Forschende rund um Professorin Dr. Yvonne Mast, Leiterin der Abteilung Bioressourcen für Bioökonomie und Gesundheitsforschung vom Leibniz-Institut DSMZ-Deutsche Sammlung von Mikroorganismen und Zellkulturen im niedersächsischen Braunschweig, haben eine neue Screening-Strategie nach medizinischen Wirkstoffen entwickelt. Diese beruht ausschließlich auf der Analyse von Genomsequenzdaten. „Der Vorteil unserer Vorhersagestrategie besteht darin, dass man damit rein digital sowie sehr effizient nach bestimmten potentiellen Wirkstoffproduzenten screenen kann und teilweise auch Bakterien-Stämme aussortieren kann, die höchstwahrscheinlich bekannte Substanzen produzieren.
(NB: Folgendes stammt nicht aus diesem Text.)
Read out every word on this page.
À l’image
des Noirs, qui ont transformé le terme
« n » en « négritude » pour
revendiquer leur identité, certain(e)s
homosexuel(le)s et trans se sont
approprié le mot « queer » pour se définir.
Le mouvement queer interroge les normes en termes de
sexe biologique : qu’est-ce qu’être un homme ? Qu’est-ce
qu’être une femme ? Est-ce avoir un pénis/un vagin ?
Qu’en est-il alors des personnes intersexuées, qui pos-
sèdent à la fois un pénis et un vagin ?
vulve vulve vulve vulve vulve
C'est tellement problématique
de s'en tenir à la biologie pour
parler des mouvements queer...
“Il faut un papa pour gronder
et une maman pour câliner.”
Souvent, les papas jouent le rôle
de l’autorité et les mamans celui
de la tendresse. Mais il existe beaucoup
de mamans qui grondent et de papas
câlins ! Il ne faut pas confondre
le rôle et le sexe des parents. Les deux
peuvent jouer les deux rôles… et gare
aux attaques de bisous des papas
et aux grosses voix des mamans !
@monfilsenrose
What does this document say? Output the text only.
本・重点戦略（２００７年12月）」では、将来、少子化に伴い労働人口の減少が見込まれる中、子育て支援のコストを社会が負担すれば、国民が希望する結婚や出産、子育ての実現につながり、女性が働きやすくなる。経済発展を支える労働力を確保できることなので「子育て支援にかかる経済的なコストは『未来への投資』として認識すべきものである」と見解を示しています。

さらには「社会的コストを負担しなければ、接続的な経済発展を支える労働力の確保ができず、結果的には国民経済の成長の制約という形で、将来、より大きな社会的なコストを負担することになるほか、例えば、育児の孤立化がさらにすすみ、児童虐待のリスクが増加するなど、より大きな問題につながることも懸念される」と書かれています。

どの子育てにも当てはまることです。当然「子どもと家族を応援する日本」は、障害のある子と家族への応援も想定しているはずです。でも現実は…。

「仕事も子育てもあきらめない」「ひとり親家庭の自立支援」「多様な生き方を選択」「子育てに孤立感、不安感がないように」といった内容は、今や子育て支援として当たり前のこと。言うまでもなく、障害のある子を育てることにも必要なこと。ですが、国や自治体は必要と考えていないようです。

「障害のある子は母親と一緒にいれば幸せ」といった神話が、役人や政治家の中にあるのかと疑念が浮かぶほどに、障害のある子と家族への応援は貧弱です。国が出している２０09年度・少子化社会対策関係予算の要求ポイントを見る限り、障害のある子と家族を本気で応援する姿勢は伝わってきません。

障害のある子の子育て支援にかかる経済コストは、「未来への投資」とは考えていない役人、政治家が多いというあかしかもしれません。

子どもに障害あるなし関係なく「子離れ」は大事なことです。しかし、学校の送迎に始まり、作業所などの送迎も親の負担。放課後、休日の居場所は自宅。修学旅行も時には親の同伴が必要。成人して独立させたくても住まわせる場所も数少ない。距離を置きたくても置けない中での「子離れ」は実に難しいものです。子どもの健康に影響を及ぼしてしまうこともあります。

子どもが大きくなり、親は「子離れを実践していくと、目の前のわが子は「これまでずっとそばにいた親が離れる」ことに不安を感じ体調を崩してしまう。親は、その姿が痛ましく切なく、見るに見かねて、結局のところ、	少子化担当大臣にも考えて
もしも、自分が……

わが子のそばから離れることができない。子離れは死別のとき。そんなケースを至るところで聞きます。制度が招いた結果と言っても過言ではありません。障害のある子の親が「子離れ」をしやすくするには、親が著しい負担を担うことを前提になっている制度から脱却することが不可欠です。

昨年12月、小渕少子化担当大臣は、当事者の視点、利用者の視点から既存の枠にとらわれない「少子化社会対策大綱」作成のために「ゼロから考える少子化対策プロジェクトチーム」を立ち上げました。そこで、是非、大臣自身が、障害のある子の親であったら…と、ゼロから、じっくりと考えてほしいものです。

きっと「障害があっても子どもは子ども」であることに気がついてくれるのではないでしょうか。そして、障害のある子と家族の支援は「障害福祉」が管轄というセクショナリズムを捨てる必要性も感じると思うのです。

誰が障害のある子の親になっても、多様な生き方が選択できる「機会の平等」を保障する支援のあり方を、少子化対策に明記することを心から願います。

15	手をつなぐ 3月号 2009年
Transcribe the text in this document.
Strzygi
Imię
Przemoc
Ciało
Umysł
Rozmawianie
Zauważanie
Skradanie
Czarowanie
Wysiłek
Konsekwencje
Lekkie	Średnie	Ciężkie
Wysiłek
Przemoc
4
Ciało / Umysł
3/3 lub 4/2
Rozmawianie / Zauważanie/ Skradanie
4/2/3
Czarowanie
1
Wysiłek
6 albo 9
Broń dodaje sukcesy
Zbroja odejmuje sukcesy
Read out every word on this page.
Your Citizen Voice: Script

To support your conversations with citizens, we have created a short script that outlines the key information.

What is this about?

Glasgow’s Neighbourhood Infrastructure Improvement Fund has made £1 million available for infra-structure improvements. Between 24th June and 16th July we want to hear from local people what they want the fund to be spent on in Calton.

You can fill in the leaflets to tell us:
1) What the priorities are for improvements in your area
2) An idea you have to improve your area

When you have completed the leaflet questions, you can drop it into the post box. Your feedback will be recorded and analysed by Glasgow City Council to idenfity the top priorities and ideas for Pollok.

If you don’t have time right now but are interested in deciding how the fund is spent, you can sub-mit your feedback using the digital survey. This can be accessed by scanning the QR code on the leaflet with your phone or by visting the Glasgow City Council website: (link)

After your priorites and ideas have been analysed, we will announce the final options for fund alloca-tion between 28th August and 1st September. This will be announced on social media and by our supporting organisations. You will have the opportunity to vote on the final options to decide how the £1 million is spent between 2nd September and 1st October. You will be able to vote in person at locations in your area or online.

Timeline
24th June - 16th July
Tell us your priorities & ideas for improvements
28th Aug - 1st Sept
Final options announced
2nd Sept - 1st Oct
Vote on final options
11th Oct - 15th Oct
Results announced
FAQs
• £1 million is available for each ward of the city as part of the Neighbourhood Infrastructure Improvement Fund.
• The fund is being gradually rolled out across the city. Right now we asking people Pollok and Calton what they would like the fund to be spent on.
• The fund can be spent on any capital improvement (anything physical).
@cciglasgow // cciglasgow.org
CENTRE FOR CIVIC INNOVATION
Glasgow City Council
Das erleichtert den Prozess der Wirkstoffanalyse und -findung erheblich. Die Methodik ist ein weiterer wichtiger Beitrag im sich rasch entwickelnden Forschungsbereich des Genome-Mining zur Findung neuer Wirkstoffe.“, fasst Mast die Vorteile ihres Forschungsansatzes zusammen. In den vergangenen Jahren wurden immer weniger neue Wirkstoffe wie beispielsweise Antibiotika gefunden und für die medizinische Anwendung entwickelt, während zeitgleich die Bedrohung durch multiresistente Krankheitserreger global rasant zunimmt. Ein großes Problem bei der medizinischen Wirkstoffforschung stellt die hohe Wiederfindungsrate bereits bekannter Substanzen dar, was herkömmliche Screening-Ansätze hochgradig ineffizient macht.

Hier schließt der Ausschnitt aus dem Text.